From time to time, Oracle seems to prefer a MERGE JOIN CARTESIAN
operation over a regular MERGE JOIN
. Knowing the data and looking at concrete execution plans, I can see that this operation is usually not a problem, as one of the joined entities can return only exactly one record in the query at hand.
However, for historic reasons, our DBAs have a general distaste for cartesian products.
So I'd like to better analyse those cases and be backed up with documentation in my argumentation. Is there any official Oracle documentation about query transformation and the CBO where I can understand the cases when Oracle prefers the MERGE JOIN CARTESIAN
(or similar) operation?
In this case, I'm Using Oracle 11g (11.2.0.2.0)
UPDATE:
These are similar questions, but they don't explain why or when Oracle prefers the MJC
over a regular MERGE JOIN
:
Yes, the mention of cartesian joins usually makes a DBA's heart skip a beat. The cartesian joins caused by missing join conditions are definitely a pain to deal with - these are the types of joins that can "blow up" temp space and cause all types of alarms to go off.
I didn't find anything in Oracle's official 11g documentation on this particular join method but I did find plenty of articles about issues with it in their support DB. I have chased down a few of these in the past couple of weeks and here is what I found.
The source of the MJC is a CBO optimization. MJC is an optimization that works great when the cardinality of the result set being joined is low. The problem occurs when the Optimizer is not correctly estimating the cardinality of one or more of the result sets that are inputs to the join. If the estimated rows = 1 (or is a low number) but the actual rows for the result set is large then the optimizer may still choose a MJC resulting in a sub optimal plan. And that's an understatement. I have had issues with this happening and queries running for days and not finishing. After getting the CBO back on track they have run in seconds instead of hours or days.
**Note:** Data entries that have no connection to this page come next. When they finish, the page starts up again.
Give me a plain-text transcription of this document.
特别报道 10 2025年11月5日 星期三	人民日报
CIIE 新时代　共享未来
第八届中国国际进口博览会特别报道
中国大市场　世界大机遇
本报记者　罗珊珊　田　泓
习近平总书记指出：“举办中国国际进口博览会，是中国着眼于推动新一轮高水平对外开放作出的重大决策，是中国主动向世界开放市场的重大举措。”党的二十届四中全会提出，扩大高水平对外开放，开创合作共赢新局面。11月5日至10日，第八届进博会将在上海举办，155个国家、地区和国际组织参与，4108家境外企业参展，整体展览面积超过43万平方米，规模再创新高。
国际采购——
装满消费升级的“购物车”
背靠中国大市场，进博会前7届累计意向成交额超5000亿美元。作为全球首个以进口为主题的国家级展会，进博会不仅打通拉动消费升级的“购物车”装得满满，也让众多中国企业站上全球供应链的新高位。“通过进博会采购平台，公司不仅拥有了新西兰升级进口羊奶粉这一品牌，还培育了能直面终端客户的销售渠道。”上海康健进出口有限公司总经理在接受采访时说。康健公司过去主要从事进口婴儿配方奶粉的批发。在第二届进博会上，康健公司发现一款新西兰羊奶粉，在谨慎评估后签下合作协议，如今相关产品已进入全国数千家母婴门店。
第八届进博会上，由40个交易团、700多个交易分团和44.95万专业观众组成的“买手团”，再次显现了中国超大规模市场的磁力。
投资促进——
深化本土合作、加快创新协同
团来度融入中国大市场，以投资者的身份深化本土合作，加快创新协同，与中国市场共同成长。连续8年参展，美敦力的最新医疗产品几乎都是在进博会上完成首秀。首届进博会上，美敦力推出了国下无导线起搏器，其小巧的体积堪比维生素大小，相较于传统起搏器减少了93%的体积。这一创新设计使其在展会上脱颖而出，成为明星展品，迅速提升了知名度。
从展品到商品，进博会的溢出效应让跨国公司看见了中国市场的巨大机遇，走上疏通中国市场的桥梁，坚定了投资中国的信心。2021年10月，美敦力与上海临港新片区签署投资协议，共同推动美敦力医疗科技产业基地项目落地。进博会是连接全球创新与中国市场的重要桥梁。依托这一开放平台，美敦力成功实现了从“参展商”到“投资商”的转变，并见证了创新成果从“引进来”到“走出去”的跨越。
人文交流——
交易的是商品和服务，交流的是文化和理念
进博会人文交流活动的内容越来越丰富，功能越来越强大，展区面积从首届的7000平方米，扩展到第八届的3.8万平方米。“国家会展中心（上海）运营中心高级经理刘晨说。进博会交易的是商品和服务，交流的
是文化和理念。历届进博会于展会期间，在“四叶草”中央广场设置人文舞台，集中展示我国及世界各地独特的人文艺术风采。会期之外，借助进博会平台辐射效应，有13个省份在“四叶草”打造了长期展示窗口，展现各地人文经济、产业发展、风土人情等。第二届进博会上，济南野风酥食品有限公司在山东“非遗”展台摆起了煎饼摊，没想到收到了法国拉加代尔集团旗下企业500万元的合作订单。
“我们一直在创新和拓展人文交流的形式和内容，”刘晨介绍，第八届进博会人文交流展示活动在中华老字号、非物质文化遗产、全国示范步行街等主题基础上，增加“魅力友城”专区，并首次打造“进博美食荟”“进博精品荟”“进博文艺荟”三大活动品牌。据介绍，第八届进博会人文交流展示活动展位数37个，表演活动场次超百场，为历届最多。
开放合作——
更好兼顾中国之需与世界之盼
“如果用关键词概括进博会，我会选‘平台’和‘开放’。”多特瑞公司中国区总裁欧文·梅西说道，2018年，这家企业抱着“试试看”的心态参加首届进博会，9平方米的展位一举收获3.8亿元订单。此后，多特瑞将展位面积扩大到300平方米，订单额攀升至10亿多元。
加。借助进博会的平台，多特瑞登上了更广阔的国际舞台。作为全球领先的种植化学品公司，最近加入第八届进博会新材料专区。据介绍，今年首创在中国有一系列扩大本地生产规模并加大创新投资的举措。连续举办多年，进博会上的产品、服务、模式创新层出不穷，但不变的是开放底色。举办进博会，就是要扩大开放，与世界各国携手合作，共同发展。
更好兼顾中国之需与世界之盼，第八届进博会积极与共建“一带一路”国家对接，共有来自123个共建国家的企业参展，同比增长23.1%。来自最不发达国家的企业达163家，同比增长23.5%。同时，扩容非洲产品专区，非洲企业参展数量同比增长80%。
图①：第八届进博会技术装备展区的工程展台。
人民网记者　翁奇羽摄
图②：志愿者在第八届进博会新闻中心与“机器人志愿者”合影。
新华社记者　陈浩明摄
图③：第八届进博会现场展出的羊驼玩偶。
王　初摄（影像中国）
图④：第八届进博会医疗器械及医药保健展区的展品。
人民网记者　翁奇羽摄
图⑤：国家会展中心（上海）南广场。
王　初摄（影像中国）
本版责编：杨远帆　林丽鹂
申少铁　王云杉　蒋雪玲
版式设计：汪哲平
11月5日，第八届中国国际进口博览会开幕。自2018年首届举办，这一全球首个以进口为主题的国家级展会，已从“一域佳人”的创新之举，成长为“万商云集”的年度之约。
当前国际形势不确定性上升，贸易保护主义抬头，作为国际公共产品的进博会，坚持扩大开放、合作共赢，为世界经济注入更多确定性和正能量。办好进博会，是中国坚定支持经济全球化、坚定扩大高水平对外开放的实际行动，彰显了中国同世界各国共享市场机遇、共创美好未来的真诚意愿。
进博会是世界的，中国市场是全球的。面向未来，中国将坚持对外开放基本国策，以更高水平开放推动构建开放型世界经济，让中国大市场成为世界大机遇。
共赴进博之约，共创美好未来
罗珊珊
The best way to find out if this Estimated Rows vs Actual Rows is the case is to run the query and view its execution plan statistics. You mentioned you are on 11g - use the SQL Monitoring feature. The output of this feature will show you how much time was spent on each step of your execution plan. It will also show you Estimated Rows vs Actual rows. You are looking for large discrepancies in Estimated Rows vs Actual Rows on the inputs for the MJC.
SQL Monitoring is available through OEM/DB Control, or you can use the API (search for DBMS_SQLTUNE.REPORT_SQL_MONITOR). The same sorts of info can be gathered using the GATHER_PLAN_STATISTICS hint with the query and then generating a report with DBMS_XPLAN... details are here to do that.
So how to get rid of it? Try to resolve object statistics issues. Once the CBO knows it is really dealing with hundreds, thousands, or millions of records as inputs to the join instead of '1' it should choose a join method more appropriate for the data set and not choose MJC. Easier said than done, books have been written on this topic but at least check out the basics - make sure all tables involved in the query at least have statistics. It may be possible to leverage Supplemental Statistics as well if you have multi-column expressions being applied in your where clause.
If you need a big hammer there are some hidden parameters that allow/disallow use of MJC. They can be implemented at a database level, at a session level, or query level (using hints). I'll leave the parameters names out as an exercise for the reader as Oracle's official stance is they should only be used under the direction of Support. Don't tell them but I have had some success eliminating MJC on the query level with an OPT_PARAM hint after attempts to get object statistics to cooperate failed.